Environment (please complete the following information):

A related Django issue is https://code.djangoproject.com/ticket/35801#comment:6 . I'm not sure if either of the codebases can fix this bug separately though, or whether it requires changes in both projects.

Suggested improvements:

LincolnPuzey commented 3 days ago

Hi @sjoerdjob Thanks for the bug report. This looks like an interesting issue 😃

I think that django ticket you linked to is the right one relevant to this. It looks like the maintainers there are considering two options

  1. Changing Django to hold a (weak)ref to the sender class
  2. Documenting that the signal should be disconnected before the class is de-referenced.

In the case of (1) I imagine that would fix this issue. For (2) we may have to adjust our code to disconnect the signal at the right time.


Your first suggested improvement is a good idea, but I don't think it will fix this issue.

In the code that is calling post_save.connect, also add 'something'

Do you have any suggestions on what that 'something' should be? I was going to say we would need to implement __del__ on the metaclass, but then I found weakref.finalize which might be the right thing to use.

sjoerdjob commented 3 days ago

Using weakref.finalize indeed does seem like the 'something' we might be looking for.

Do note the following comment though:

Note

It is important to ensure that func, args and kwargs do not own any references to obj, either directly or indirectly, since otherwise obj will never be garbage collected. In particular, func should not be a bound method of obj.

In this case, obj would be the class for which the signal should be disconnected. However, looking at Django's 'disconnect', it seems clear that Django requires the caller to pass the same value for sender as which was used to register the connect call.

So the most pressing question here is: During the callback phase of weakref.finalize, can we still get the class? First of all, we shouldn't keep an actual reference alive, as that would make the class never garbage collected. But we could keep a weakref alive, and hope that when the callback of weakref.finalize gets called, that weakref could be used to resurrect the model class temporarily, just long enough to call post_save.disconnect.

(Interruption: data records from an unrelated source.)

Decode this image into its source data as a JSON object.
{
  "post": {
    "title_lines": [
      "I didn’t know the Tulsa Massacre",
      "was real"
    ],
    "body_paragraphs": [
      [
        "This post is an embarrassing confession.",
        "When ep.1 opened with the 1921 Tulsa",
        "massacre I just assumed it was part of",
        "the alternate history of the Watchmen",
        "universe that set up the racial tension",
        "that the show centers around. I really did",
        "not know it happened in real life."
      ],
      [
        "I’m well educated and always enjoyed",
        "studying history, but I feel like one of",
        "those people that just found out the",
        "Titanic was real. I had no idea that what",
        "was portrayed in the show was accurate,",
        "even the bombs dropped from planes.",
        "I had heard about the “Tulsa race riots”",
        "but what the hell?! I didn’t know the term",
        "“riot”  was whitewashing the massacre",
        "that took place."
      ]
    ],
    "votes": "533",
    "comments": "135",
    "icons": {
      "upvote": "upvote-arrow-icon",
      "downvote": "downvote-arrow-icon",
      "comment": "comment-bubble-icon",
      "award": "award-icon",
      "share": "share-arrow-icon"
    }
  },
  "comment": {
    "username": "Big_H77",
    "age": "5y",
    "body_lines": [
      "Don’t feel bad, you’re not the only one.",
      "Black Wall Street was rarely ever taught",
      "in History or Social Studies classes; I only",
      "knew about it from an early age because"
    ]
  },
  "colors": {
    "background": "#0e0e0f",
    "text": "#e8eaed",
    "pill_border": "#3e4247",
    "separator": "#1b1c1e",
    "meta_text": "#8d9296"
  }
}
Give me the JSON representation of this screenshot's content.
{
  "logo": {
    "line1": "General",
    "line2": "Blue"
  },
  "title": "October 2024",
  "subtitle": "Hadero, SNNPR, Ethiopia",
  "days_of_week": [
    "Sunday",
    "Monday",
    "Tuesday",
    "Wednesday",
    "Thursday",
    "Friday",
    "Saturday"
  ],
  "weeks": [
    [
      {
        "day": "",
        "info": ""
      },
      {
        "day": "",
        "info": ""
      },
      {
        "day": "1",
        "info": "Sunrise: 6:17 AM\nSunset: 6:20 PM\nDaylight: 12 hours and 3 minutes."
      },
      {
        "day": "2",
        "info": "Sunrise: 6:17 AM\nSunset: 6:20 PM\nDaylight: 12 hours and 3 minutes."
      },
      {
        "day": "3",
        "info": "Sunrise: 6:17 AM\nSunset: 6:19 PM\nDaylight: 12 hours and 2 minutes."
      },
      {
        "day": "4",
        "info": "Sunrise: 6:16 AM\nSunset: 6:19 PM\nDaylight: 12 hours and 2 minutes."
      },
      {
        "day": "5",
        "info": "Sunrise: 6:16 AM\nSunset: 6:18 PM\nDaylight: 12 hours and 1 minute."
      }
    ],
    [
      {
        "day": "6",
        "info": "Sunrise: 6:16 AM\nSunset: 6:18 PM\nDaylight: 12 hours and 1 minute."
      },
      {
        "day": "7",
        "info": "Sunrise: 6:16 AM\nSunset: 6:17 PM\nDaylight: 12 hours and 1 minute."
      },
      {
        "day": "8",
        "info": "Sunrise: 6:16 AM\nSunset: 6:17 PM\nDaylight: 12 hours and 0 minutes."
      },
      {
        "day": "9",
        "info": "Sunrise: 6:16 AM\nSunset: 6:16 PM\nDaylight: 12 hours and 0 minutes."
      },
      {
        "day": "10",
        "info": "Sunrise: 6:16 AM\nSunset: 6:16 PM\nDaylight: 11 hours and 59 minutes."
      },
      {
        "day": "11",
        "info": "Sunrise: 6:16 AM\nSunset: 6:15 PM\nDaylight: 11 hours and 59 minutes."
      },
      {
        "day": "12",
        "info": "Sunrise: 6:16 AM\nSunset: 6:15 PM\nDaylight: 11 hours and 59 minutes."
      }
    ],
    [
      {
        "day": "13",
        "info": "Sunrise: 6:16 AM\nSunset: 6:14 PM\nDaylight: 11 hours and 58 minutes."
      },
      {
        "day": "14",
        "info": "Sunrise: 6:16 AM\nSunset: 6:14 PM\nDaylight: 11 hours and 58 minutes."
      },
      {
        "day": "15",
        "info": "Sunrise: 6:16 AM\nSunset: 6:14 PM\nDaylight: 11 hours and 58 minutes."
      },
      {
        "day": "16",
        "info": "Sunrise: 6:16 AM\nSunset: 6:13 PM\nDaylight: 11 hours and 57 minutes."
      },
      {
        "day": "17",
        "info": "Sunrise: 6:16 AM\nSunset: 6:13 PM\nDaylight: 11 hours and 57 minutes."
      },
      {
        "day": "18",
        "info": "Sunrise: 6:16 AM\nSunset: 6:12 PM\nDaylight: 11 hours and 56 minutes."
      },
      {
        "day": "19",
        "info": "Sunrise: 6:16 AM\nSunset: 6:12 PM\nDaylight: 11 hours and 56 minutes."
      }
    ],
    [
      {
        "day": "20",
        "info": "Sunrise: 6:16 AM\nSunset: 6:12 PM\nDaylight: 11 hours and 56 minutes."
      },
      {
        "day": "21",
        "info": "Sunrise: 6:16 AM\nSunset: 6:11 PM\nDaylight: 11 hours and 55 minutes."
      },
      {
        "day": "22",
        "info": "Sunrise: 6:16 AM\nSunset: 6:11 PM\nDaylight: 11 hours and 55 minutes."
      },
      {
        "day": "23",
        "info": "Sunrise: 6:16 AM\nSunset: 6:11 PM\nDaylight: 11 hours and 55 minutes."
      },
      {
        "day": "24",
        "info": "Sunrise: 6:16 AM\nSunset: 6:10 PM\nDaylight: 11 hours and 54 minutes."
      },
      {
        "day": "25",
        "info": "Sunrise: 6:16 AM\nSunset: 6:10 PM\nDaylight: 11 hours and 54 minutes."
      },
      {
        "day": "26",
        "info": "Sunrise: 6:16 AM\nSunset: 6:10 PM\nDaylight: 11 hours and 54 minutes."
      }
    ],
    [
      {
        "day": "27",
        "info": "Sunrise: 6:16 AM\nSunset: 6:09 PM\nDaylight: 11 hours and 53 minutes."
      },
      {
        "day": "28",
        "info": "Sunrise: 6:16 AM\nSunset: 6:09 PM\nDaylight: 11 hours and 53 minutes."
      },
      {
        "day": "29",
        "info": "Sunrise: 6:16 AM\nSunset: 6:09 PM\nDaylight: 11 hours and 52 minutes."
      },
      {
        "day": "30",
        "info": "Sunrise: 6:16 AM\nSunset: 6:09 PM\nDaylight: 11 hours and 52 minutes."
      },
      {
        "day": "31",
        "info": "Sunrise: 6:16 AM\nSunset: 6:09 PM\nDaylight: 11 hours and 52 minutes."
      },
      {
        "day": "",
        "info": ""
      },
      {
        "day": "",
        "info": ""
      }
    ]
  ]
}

The weakref.finalize is a bit of synthetic sugar around weakref.ref(obj, callback), which has the following comment:

If callback is provided and not None, and the returned weakref object is still alive, the callback will be called when the object is about to be finalized; the weak reference object will be passed as the only parameter to the callback; the referent will no longer be available.

Which makes me think that at the time the callback of weakref.finalize is called, the model class is no longer obtainable, and as such it's too late to call disconnect(). Initial experimentation shows that the weakref pointing to the class would be 'dead' by the time it's called.

As such, without any changes in Django itself, I think the only way forward would be to create a metaclass that registers a __del__, which at least should be called when the class is still 'alive'. Just in time.

However, I myself personally don't have fun experiences with extending metaclasses for Django Model classes. There are quite some constraints there. In particular, Python will raise a TypeError if multiple bases are used which define metaclasses, and there is not a 'most derived' metaclass:

https://docs.python.org/3/reference/datamodel.html#determining-the-appropriate-metaclass

Which makes using metaclasses also a less-than-ideal solution.